For each slope the corresponding $$c$$ is $$c=\frac{3}{m}.$$ Hence for $$m=3,\; c=1,$$ yielding the line $$y=3x+1;$$ for $$m=-3,\; c=-1,$$ yielding the line $$y=-3x-1.$$

These two lines are the common tangents to both curves. Their point of intersection $$P$$ is obtained by solving

$$\begin{cases} y=3x+1,\\[4pt] y=-3x-1. \end{cases}$$

Equating the two expressions for $$y$$ gives $$3x+1 = -3x-1 \;\Longrightarrow\; 6x = -2 \;\Longrightarrow\; x = -\dfrac{1}{3}.$$ Substituting back, $$y = 3\!\left(-\dfrac{1}{3}\right)+1 = -1+1 = 0.$$ Therefore $$P\left(-\dfrac{1}{3},\,0\right).$$

Because $$S(3,0),\;P(-\tfrac{1}{3},0)$$ and $$S'(-3,0)$$ all lie on the $$x$$-axis, we can compute the distances simply from their $$x$$-coordinates.

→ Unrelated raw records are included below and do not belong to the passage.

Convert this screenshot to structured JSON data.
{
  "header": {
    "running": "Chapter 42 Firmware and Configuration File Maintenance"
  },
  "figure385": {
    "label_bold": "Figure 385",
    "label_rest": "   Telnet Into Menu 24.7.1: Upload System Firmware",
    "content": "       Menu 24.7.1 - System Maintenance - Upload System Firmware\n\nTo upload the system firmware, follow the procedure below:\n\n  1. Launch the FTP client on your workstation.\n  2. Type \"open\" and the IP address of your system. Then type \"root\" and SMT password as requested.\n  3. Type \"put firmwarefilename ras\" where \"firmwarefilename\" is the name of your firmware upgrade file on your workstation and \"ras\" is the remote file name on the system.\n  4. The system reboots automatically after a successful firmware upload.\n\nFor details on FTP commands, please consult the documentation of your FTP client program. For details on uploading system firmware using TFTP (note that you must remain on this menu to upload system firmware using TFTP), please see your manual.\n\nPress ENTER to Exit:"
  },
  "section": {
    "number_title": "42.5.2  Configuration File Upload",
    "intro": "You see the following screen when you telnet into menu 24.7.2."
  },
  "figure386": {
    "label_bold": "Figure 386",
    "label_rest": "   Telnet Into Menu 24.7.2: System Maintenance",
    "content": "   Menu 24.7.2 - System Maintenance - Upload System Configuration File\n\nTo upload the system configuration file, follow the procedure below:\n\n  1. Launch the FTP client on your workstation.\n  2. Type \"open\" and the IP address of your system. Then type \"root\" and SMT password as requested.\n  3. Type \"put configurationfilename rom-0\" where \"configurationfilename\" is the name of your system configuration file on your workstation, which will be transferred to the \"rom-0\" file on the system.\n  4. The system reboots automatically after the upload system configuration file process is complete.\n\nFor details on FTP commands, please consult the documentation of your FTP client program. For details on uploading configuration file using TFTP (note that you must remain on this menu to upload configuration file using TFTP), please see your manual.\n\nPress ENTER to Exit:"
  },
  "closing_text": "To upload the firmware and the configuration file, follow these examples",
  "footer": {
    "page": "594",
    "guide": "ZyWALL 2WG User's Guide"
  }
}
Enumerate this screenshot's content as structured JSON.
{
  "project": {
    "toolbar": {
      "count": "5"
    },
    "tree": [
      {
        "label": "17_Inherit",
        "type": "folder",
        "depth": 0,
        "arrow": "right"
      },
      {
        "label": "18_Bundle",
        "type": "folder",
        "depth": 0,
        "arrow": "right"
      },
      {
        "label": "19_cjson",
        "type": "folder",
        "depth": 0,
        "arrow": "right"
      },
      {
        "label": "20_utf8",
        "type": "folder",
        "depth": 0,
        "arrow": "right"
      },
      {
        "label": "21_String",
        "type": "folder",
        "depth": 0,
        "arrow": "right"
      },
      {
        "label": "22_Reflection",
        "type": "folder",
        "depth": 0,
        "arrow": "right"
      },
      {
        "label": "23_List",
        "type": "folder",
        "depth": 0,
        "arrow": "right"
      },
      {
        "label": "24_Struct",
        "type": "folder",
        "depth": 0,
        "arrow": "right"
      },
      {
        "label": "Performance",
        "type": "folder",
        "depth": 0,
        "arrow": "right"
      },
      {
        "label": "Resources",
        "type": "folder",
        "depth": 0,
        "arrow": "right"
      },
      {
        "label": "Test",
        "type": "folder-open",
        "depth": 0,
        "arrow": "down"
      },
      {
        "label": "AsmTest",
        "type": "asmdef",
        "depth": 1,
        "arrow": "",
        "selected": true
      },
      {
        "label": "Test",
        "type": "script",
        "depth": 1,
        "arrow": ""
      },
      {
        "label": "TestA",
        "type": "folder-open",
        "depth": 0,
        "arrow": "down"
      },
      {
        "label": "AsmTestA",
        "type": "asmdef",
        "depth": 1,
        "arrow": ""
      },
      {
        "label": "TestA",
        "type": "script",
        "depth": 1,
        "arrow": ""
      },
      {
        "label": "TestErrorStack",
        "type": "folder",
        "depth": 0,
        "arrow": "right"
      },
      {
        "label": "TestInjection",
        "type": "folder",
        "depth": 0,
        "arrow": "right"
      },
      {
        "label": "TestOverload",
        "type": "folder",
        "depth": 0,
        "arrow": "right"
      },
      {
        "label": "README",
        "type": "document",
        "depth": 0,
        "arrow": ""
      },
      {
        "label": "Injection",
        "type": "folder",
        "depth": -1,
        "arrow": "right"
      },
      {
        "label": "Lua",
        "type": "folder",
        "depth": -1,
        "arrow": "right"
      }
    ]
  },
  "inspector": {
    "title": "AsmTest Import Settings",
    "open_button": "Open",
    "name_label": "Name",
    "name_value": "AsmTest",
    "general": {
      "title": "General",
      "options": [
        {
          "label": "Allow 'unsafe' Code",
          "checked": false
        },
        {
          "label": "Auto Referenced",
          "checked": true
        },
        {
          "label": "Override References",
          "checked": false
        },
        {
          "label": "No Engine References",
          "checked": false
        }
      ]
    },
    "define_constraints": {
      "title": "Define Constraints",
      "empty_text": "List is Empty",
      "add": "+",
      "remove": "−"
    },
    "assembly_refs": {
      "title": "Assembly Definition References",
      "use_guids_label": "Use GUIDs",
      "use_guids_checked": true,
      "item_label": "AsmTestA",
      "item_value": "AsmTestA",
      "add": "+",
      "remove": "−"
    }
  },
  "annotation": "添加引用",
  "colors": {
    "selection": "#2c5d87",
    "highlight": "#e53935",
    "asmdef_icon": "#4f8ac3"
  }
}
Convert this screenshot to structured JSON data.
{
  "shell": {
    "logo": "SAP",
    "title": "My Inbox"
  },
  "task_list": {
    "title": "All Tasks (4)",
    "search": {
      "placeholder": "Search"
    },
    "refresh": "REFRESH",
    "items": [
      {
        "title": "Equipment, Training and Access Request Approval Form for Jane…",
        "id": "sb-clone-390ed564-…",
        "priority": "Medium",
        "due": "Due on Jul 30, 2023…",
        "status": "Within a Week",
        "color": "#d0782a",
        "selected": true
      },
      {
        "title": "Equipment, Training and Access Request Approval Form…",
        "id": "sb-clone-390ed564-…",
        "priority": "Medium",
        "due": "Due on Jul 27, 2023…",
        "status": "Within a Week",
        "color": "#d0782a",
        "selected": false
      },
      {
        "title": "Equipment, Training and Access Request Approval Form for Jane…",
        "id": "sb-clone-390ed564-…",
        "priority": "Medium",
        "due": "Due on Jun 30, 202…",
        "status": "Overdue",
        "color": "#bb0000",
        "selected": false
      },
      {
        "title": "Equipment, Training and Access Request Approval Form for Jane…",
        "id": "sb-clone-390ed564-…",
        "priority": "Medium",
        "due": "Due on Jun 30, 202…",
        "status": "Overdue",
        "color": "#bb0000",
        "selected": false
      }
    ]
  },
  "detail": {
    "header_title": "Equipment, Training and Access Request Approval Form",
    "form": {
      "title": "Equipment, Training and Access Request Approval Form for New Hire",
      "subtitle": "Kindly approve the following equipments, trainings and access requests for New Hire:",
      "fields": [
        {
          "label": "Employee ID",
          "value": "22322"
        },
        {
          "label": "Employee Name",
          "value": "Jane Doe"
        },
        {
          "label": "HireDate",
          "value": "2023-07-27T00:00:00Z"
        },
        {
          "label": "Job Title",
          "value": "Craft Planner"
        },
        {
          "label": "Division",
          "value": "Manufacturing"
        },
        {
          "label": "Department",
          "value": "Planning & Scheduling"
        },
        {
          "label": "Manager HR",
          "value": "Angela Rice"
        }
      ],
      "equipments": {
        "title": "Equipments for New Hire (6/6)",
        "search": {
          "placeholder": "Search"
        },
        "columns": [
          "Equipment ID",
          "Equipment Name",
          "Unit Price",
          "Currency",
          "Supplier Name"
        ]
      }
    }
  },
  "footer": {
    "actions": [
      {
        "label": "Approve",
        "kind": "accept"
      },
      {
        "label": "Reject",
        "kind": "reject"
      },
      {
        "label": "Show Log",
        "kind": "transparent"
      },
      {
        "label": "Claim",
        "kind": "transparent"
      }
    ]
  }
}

Distance $$SP = 3 -\!\left(-\dfrac{1}{3}\right) = 3+\dfrac{1}{3} = \dfrac{10}{3},$$ distance $$PS' = -\dfrac{1}{3} -(-3) = -\dfrac{1}{3}+3 = \dfrac{8}{3}.$$

Hence the ratio in which $$P$$ divides $$\overline{SS'}$$ is $$SP : PS' = \dfrac{10}{3} : \dfrac{8}{3} = 10 : 8 = 5 : 4.$$

Hence, the correct answer is Option A.